Upton also sent a letter to 12 companies with ties to the healthcare industry, including Aetna, Kaiser Permanente, and United Healthcare, to determine if they were solicited by the secretary.
The House Ways and Means Committee also is weighing in, seeking information from Sebelius about her activities and maintaining that she is “scrambling to find funding from sources the law did not authorize.” The lawmakers, led by Rep. Dave Camp (R-Mich.), said there exists a “clear appearance of a conflict of interest.’’
“Your fundraising from groups that may apply to receive federal grants…creates the appearance that giving the money to meet Obamacare’s funding needs will result in more favorable consideration for a grant application,” the letter said.
But House Democratic Leader Nancy Pelosi, of California, stepped up to defend Sebelius, telling reporters on Thursday that “there is a responsibility to do outreach.” The secretary was responding to “hundreds of millions of dollars spent during the debate misrepresenting, mischaracterizing — I don’t like to use this word lying — about what was in or not in the Affordable Care Act.”
“And so, no, I don’t have any problem with her (Sebelius) doing that,” she said.

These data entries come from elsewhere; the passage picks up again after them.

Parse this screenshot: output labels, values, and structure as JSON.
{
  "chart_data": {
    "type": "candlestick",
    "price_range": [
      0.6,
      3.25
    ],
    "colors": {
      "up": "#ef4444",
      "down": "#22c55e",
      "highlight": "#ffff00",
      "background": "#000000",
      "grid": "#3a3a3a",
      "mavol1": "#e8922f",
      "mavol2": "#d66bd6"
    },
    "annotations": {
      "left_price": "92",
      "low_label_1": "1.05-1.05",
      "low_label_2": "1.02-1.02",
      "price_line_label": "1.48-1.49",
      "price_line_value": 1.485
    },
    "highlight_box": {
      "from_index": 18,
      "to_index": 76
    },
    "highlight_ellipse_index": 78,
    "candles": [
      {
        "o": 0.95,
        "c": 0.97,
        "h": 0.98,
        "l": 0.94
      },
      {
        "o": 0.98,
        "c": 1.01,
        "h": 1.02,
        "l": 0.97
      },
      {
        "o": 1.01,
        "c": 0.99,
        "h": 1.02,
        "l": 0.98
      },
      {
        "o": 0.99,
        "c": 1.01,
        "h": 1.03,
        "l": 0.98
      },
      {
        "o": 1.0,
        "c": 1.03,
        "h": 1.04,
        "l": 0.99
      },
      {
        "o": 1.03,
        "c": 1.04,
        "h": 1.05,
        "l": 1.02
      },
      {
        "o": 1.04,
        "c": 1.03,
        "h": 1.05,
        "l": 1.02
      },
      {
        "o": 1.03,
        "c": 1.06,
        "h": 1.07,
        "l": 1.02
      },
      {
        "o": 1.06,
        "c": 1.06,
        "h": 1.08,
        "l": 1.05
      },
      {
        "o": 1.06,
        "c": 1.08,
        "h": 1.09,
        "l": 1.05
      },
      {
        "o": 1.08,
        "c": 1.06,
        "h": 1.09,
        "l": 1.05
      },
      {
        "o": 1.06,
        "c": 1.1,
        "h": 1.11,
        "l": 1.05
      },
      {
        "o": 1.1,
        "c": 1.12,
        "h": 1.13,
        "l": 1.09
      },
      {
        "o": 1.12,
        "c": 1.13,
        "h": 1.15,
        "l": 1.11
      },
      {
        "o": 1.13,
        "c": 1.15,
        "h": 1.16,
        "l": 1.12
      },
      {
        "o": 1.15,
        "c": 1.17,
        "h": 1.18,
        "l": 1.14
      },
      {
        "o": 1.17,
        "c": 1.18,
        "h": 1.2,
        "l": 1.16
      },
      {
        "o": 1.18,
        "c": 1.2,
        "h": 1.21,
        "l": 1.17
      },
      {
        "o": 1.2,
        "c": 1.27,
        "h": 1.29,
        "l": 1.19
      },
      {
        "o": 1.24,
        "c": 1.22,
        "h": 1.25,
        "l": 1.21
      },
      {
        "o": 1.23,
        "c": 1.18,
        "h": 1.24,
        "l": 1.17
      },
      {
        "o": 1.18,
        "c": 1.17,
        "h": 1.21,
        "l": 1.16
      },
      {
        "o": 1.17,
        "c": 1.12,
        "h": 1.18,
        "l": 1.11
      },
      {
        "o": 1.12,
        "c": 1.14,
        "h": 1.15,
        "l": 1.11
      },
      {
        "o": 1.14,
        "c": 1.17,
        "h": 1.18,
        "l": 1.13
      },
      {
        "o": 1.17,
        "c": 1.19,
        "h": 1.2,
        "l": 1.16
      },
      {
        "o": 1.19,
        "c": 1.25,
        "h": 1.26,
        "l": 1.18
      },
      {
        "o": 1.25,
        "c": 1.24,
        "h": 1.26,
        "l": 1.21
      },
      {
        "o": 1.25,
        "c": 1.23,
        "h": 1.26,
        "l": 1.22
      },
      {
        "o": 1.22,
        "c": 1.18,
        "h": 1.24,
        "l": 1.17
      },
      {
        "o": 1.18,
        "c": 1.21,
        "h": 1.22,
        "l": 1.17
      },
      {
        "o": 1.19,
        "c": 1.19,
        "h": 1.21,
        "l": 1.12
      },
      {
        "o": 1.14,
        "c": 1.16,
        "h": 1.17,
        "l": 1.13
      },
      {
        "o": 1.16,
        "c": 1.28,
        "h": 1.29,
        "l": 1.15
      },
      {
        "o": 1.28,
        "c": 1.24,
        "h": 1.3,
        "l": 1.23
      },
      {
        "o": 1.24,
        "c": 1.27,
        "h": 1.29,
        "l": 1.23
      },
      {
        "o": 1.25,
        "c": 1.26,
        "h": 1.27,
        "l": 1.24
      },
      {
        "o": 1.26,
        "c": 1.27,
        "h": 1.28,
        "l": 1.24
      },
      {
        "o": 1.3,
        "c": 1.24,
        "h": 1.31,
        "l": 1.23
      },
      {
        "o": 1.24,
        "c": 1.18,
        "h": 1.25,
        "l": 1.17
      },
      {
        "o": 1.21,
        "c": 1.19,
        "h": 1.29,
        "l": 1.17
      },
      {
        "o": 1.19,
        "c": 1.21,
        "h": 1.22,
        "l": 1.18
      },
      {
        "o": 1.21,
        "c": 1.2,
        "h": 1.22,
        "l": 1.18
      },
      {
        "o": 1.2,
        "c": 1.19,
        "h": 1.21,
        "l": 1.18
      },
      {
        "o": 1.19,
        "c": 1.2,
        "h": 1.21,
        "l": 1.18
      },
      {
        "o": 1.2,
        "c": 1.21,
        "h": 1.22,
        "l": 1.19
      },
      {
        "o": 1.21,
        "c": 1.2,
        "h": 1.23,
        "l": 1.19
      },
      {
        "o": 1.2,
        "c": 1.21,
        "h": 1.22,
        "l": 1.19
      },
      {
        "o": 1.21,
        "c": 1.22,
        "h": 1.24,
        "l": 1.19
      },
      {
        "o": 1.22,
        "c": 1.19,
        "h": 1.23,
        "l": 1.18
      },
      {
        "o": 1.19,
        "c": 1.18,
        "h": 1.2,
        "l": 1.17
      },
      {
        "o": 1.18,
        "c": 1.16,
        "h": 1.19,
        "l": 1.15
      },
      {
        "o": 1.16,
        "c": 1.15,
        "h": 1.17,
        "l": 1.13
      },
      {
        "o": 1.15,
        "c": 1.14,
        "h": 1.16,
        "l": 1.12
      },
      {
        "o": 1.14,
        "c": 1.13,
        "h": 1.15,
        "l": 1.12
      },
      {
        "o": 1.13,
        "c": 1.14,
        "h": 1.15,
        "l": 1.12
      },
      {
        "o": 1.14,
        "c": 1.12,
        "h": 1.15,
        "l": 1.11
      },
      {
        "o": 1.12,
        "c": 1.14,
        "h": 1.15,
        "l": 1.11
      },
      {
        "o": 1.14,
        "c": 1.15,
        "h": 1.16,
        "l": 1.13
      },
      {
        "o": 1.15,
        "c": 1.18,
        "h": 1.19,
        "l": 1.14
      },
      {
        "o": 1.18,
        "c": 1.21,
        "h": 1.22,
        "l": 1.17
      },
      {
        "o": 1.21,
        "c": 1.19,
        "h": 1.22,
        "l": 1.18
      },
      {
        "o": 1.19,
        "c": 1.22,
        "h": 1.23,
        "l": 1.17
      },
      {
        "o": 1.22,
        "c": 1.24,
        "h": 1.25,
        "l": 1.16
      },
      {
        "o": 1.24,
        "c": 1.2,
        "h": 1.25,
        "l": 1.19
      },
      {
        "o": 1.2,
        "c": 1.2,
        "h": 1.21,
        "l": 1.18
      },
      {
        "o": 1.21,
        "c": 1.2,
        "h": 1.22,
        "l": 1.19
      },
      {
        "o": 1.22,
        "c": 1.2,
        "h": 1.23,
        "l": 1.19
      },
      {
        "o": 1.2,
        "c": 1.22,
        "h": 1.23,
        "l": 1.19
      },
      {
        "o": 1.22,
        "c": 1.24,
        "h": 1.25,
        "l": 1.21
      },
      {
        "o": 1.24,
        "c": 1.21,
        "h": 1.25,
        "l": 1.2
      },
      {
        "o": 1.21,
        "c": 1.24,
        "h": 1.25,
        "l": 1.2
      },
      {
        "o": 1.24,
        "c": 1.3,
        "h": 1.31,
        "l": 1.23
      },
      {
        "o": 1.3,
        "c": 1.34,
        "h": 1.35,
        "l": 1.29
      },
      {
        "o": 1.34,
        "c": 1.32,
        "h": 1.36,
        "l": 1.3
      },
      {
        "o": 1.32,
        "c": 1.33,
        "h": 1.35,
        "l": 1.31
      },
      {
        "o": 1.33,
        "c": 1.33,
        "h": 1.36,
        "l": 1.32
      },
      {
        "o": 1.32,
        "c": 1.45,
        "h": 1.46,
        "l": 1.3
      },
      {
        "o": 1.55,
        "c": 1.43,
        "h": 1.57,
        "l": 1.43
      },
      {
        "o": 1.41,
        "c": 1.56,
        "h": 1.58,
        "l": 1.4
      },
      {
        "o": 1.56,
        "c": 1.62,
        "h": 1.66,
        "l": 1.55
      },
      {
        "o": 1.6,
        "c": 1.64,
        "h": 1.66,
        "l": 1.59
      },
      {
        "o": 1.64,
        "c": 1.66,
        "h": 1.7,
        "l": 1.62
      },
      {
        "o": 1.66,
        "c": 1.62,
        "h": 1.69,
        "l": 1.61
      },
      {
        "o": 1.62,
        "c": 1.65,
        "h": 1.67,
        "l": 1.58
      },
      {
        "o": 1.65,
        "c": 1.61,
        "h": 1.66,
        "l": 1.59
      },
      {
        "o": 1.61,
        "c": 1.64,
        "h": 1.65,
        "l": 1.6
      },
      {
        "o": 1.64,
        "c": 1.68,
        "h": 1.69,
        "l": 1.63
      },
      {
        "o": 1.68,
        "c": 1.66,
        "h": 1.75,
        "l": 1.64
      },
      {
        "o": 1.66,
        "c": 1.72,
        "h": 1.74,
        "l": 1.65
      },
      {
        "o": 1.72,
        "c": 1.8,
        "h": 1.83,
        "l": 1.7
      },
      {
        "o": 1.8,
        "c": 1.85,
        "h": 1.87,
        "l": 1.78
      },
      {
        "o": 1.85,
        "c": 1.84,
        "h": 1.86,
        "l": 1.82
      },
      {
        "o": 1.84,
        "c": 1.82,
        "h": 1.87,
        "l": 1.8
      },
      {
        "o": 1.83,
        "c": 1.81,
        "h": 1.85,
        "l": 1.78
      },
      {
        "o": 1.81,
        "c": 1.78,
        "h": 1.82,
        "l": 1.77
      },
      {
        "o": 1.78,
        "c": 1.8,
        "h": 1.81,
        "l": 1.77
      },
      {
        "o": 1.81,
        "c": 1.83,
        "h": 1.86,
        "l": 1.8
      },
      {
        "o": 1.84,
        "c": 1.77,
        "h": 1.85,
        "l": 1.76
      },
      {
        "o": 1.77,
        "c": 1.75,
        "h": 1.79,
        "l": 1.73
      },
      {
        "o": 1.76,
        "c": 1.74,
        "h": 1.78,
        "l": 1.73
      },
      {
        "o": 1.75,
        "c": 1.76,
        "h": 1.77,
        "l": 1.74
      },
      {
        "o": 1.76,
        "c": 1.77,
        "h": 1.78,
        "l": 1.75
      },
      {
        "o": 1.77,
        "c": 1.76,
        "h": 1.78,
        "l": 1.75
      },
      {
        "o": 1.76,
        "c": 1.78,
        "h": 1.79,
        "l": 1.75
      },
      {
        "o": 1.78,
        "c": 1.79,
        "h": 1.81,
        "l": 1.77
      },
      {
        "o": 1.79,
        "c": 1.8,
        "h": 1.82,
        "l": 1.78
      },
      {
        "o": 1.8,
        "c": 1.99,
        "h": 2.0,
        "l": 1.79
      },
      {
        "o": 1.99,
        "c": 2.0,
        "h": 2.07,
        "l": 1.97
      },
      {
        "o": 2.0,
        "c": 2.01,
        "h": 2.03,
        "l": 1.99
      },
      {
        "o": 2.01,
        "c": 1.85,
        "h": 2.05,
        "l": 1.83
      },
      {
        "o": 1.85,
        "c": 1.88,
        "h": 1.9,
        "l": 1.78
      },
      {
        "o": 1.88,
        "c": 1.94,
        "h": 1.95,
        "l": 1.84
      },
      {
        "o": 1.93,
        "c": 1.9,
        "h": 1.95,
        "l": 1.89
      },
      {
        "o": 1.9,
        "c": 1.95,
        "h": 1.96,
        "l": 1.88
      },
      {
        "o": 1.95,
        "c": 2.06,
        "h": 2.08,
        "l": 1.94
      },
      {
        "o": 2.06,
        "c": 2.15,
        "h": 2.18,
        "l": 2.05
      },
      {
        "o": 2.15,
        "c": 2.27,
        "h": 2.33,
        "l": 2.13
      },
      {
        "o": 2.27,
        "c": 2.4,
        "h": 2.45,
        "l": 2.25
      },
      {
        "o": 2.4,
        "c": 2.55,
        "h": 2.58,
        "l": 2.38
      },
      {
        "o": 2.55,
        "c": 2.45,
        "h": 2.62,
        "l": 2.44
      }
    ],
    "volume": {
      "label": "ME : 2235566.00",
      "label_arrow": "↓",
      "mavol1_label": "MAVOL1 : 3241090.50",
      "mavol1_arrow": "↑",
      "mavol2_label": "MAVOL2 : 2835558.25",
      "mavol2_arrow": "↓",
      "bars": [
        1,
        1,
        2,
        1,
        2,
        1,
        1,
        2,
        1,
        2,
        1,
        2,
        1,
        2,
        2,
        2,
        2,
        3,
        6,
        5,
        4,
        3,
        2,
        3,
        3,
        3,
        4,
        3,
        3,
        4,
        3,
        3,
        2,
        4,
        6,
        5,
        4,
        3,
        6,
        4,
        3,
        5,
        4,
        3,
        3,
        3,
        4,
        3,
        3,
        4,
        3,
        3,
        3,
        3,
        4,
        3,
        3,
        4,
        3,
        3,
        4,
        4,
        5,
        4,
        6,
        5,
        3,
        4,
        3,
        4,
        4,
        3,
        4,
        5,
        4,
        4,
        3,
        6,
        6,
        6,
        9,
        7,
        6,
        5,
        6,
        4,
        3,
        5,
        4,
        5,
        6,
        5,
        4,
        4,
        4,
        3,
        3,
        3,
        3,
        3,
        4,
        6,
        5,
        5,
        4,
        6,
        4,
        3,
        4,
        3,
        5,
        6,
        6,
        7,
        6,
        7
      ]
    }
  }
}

Meanwhile, Think Progress, a publication of the Center for American Progress, a liberal think tank, maintains that Alexander, one of the most vocal Sebelius critics, raised private donations in support of education reform while serving as education secretary under President George H.W. Bush.
According to the report, Alexander raised the money after Congress refused to fund Bush’s America 2000 initiative, an effort that eventually failed.